The end of free movement also affects EU citizens already living in the UK. A major difference with the UK’s previous withdrawal from the Commonwealth freedom of movement in the 1960’s and 70’s was, however, that the government could not act unilaterally. In Article 13.4 of the EU-UK Withdrawal Agreement it was clearly stated that “The host State may not impose any limitations or conditions for obtaining, retaining or losing residence rights (...) other than those provided for in this Title”. Each EU member state set up its own system in dealing with the change of status – in the UK, EU citizens (excluding Irish, who have a unilateral freedom of movement agreement “the Common Travel Area”) were required to register in the EU Settlement Scheme in order to secure their rights, and had until the 30th June 2021 to do so. More than six million applications were made up to that deadline.

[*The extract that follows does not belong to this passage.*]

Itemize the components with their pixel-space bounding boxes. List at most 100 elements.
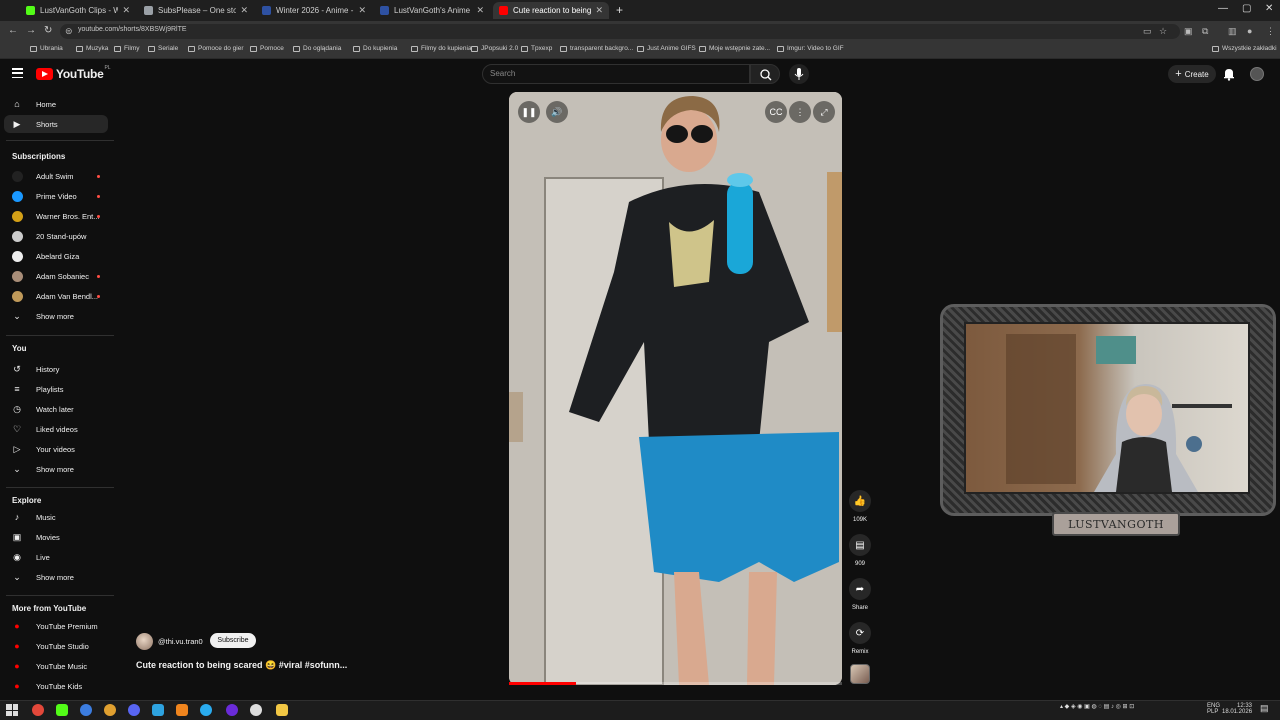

Additionally, 822,630 further applications (late applications, repeat applications and joining family members) were received from 1st July 2021 to 30th September 2022, resulting in a total number of applications of 6,686,530 The scheme, however, has been controversial and there have been reports of reportedly eligible residents being refused a so-called “settled status” and have instead been granted “pre-settled status” which confers lesser rights, and the need to reapply for settled status after five years. By the end of June 2023, 3,586,620 had been granted settled status, and 2,768,840 had been granted pre-settled status. Originally, the 2.7 million people with pre-settled status would have lost their legal residency if they had failed to apply for settled status before the expiry of their pre-settled status. In December 2022, this automatic loss of rights was found to be unlawful by the High Court of Justice, after being challenged in judicial review proceedings by the Independent Monitoring Authority for Citizens’ Rights Agreements (IMA), a statutory body working to protect the rights of EU and EFTA citizens in the UK. Without this intervention by a third party, many would have lost, by default, the right to work, access to housing, education, to be able to claim benefits and have made them liable to removal.

As the status is digital only, millions of people in the UK can now only demonstrate their rights digitally, possibly causing difficulties for those lacking digital skills or being in a vulnerable situation. The EU Settlement Scheme is only the first example of the digitalisation of the UK’s border and immigration system and with that the digitalisation of the ‘hostile environment’ status checks. However, being the first group of migrants in the UK with no physical proof of status, EU-citizens may be at greater risk of discrimination and denial of access to services. Those registered should not automatically lose their rights, however there is a risk that some may fall into the ‘hostile environment’, echoing the plight of those caught up in the Windrush scandal, that included some of those remaining in the UK today who, in 1948, disembarked a then unknown ship at the Port of Tilbury.